The main condition when selecting a corset bandage– its width boundaries must be located higher than the scar, at least 100 mm above and below (in the event that a laparotomy was performed in the area below the middle of the abdomen).

Pros and cons of the operation

Positive aspects still exist after surgery to remove the uterus. Before deciding on this surgery to excise the uterus with or without appendages, you need to soberly evaluate all the advantages and disadvantages.

The positive properties of hysterectomy include:

  • absence of menstrual flow and the emergence along with them of the question of the need to use protective equipment;
  • no pain or bleeding, which significantly complicate the quality of life;
  • guarantee against uterine cancer(no organ – no threat) weight loss, waist reduction.

The negative points include:

Uterine artery embolization - as an alternative


perceived as innovative and modern technology, despite the fact that it began to be actively used back in the 70s of the 20th century.

The principle of embolization is presented in the form of inserting a catheter into femoral vein, then the tube reaches the uterine vein (under observation by x-ray), and then the area where the arteries and veins branch from it, which provide blood supply to the fibroid nodes.

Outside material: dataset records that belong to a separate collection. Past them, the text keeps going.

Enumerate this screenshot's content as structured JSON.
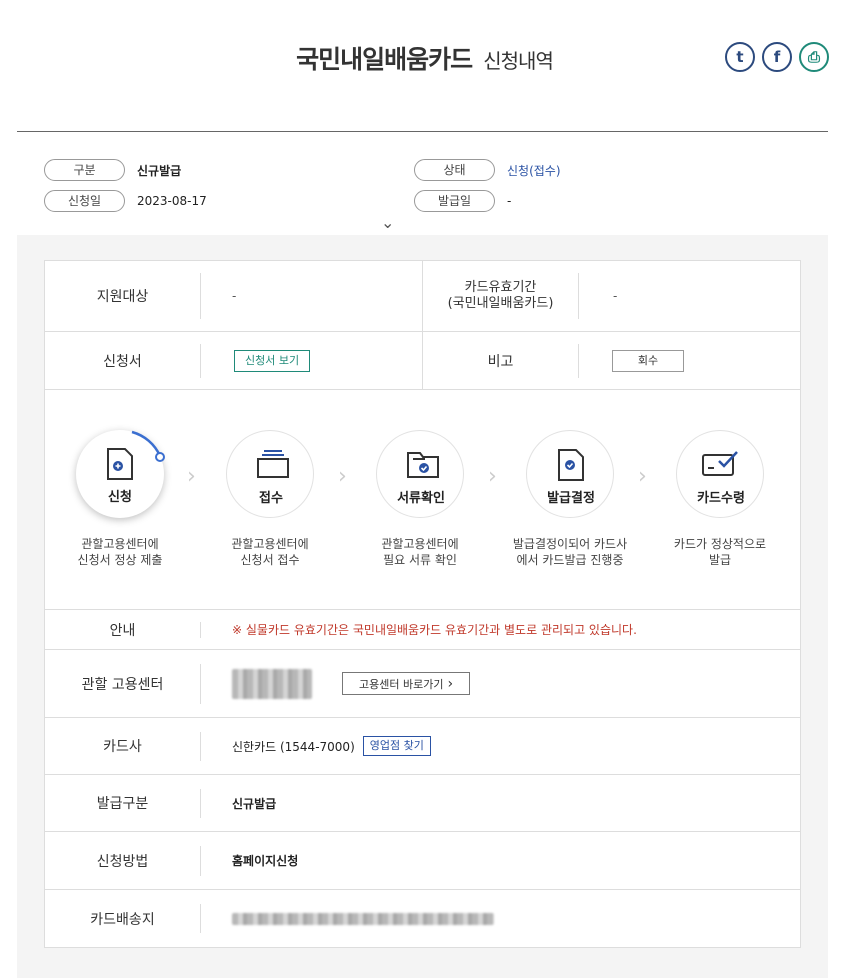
{
  "header": {
    "title_main": "국민내일배움카드",
    "title_sub": "신청내역",
    "share": [
      {
        "icon": "twitter-icon",
        "glyph": "t"
      },
      {
        "icon": "facebook-icon",
        "glyph": "f"
      },
      {
        "icon": "printer-icon",
        "glyph": "⎙"
      }
    ]
  },
  "summary": {
    "type_label": "구분",
    "type_value": "신규발급",
    "status_label": "상태",
    "status_value": "신청(접수)",
    "apply_date_label": "신청일",
    "apply_date_value": "2023-08-17",
    "issue_date_label": "발급일",
    "issue_date_value": "-",
    "expand_glyph": "⌄"
  },
  "info_table": {
    "target_label": "지원대상",
    "target_value": "-",
    "validity_label_1": "카드유효기간",
    "validity_label_2": "(국민내일배움카드)",
    "validity_value": "-",
    "form_label": "신청서",
    "form_button": "신청서 보기",
    "note_label": "비고",
    "note_button": "회수"
  },
  "steps": [
    {
      "label": "신청",
      "desc_1": "관할고용센터에",
      "desc_2": "신청서 정상 제출",
      "icon": "document-add-icon",
      "active": true
    },
    {
      "label": "접수",
      "desc_1": "관할고용센터에",
      "desc_2": "신청서 접수",
      "icon": "tray-icon",
      "active": false
    },
    {
      "label": "서류확인",
      "desc_1": "관할고용센터에",
      "desc_2": "필요 서류 확인",
      "icon": "folder-check-icon",
      "active": false
    },
    {
      "label": "발급결정",
      "desc_1": "발급결정이되어 카드사",
      "desc_2": "에서 카드발급 진행중",
      "icon": "document-check-icon",
      "active": false
    },
    {
      "label": "카드수령",
      "desc_1": "카드가 정상적으로",
      "desc_2": "발급",
      "icon": "card-check-icon",
      "active": false
    }
  ],
  "detail": {
    "notice_label": "안내",
    "notice_text": "※ 실물카드 유효기간은 국민내일배움카드 유효기간과 별도로 관리되고 있습니다.",
    "center_label": "관할 고용센터",
    "center_button": "고용센터 바로가기",
    "center_button_glyph": "›",
    "card_company_label": "카드사",
    "card_company_value": "신한카드 (1544-7000)",
    "branch_button": "영업점 찾기",
    "issue_type_label": "발급구분",
    "issue_type_value": "신규발급",
    "method_label": "신청방법",
    "method_value": "홈페이지신청",
    "delivery_label": "카드배송지"
  },
  "colors": {
    "accent_teal": "#1f8a79",
    "accent_blue": "#2a52a4",
    "notice_red": "#c0392b",
    "progress_blue": "#3b6fd0"
  }
}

The introduction of specially created medications through a catheter creates a blockage of blood supply in small capillaries, leading to myomatous neoplasms and disrupts blood circulation in them.

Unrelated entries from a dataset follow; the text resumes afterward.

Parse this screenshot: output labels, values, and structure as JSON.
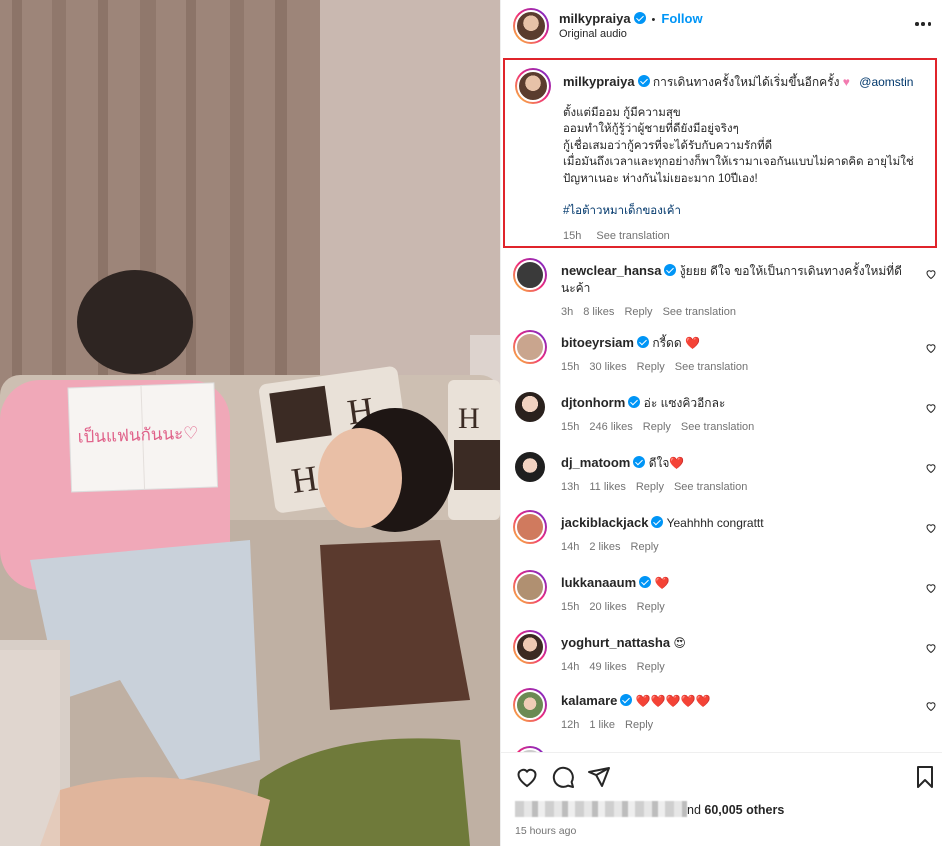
{
  "post": {
    "author": "milkypraiya",
    "follow_label": "Follow",
    "separator": "•",
    "audio": "Original audio"
  },
  "caption": {
    "author": "milkypraiya",
    "headline": "การเดินทางครั้งใหม่ได้เริ่มขึ้นอีกครั้ง",
    "mention": "@aomstin",
    "body": "ตั้งแต่มีออม กู้มีความสุข\nออมทำให้กู้รู้ว่าผู้ชายที่ดียังมีอยู่จริงๆ\nกู้เชื่อเสมอว่ากู้ควรที่จะได้รับกับความรักที่ดี\nเมื่อมันถึงเวลาและทุกอย่างก็พาให้เรามาเจอกันแบบไม่คาดคิด อายุไม่ใช่ปัญหาเนอะ ห่างกันไม่เยอะมาก 10ปีเอง!",
    "hashtag": "#ไอต้าวหมาเด็กของเค้า",
    "time": "15h",
    "see_translation": "See translation"
  },
  "comments": [
    {
      "user": "newclear_hansa",
      "text": "งู้ยยย ดีใจ ขอให้เป็นการเดินทางครั้งใหม่ที่ดีนะค้า",
      "time": "3h",
      "likes": "8 likes",
      "reply": "Reply",
      "translate": "See translation"
    },
    {
      "user": "bitoeyrsiam",
      "text": "กรี้ดด ❤️",
      "time": "15h",
      "likes": "30 likes",
      "reply": "Reply",
      "translate": "See translation"
    },
    {
      "user": "djtonhorm",
      "text": "อ่ะ แซงคิวอีกละ",
      "time": "15h",
      "likes": "246 likes",
      "reply": "Reply",
      "translate": "See translation"
    },
    {
      "user": "dj_matoom",
      "text": "ดีใจ❤️",
      "time": "13h",
      "likes": "11 likes",
      "reply": "Reply",
      "translate": "See translation"
    },
    {
      "user": "jackiblackjack",
      "text": "Yeahhhh congrattt",
      "time": "14h",
      "likes": "2 likes",
      "reply": "Reply",
      "translate": ""
    },
    {
      "user": "lukkanaaum",
      "text": "❤️",
      "time": "15h",
      "likes": "20 likes",
      "reply": "Reply",
      "translate": ""
    },
    {
      "user": "yoghurt_nattasha",
      "text": "😍",
      "time": "14h",
      "likes": "49 likes",
      "reply": "Reply",
      "translate": ""
    },
    {
      "user": "kalamare",
      "text": "❤️❤️❤️❤️❤️",
      "time": "12h",
      "likes": "1 like",
      "reply": "Reply",
      "translate": ""
    }
  ],
  "footer": {
    "likes_prefix": "nd",
    "likes_count": "60,005 others",
    "time": "15 hours ago"
  },
  "media": {
    "sign_text": "เป็นแฟนกันนะ♡"
  },
  "colors": {
    "accent": "#0095f6",
    "highlight_border": "#e0242b",
    "heart": "#ed4956"
  }
}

Embolization of the uterine arteries is becoming an excellent option for replacing surgical intervention to remove uterine fibroids, since it helps stop the growth and development of nodes, and even minimize their size or completely dry out.

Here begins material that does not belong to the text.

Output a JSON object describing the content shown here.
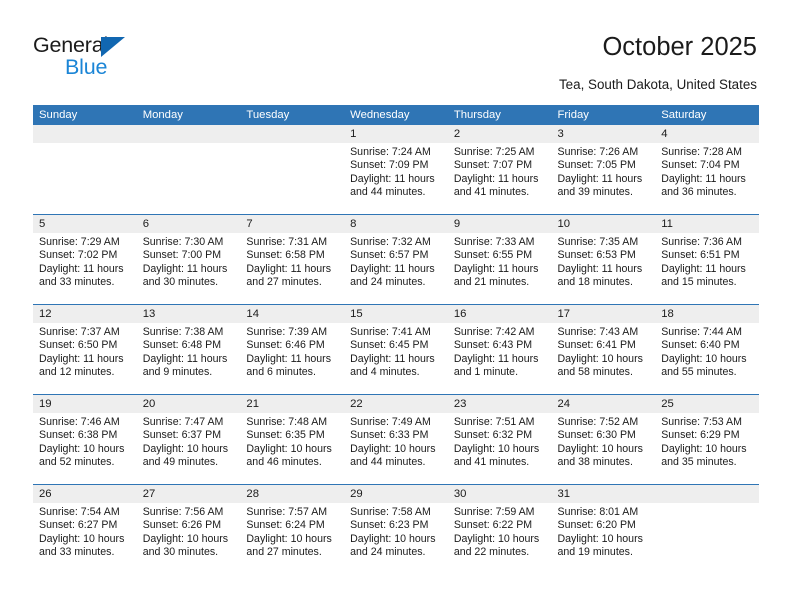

A similar manipulation is carried out in the presence of developing uterine fibroids up to 20 weeks, however, in cases where pathologies of the ovaries and cervix are not observed, and in patients in whom it is established that fibroids are developing.

In addition, uterine artery embolization is prescribed for uterine bleeding, which can cause the patient’s death.

And yet, situations arise when a hysterectomy due to fibroids becomes impossible to replace in any other way:

  • submucosal uterine fibroids;
  • significant volumes of uterine fibroids;
  • aggravation of fibroids by the growth of the inner layer of the uterus and neoplasms of the ovaries;
  • continuous bleeding, which can lead to iron deficiency and anemia;
  • developing and growing neoplasm.

In which cases?

At its core, embolization of the reproductive organ and nearby tissues is prescribed when the following signs and conditions appear:


Similar to any medical procedure, surgical manipulation to remove the uterus, has characteristic contraindications such as:

  1. The size of fibroid formations is too large, when the uterus is enlarged in size when compared with the 25-week state of gestation;
  2. The presence of a large number of neoplasms of different sizes;
  3. Inflammatory vaginal diseases;
  4. Insufficient kidney function;
  5. The state of bearing a child;
  6. Myoma blood supply disorder;
  7. Presence of parallel oncology of the external genital organs, etc.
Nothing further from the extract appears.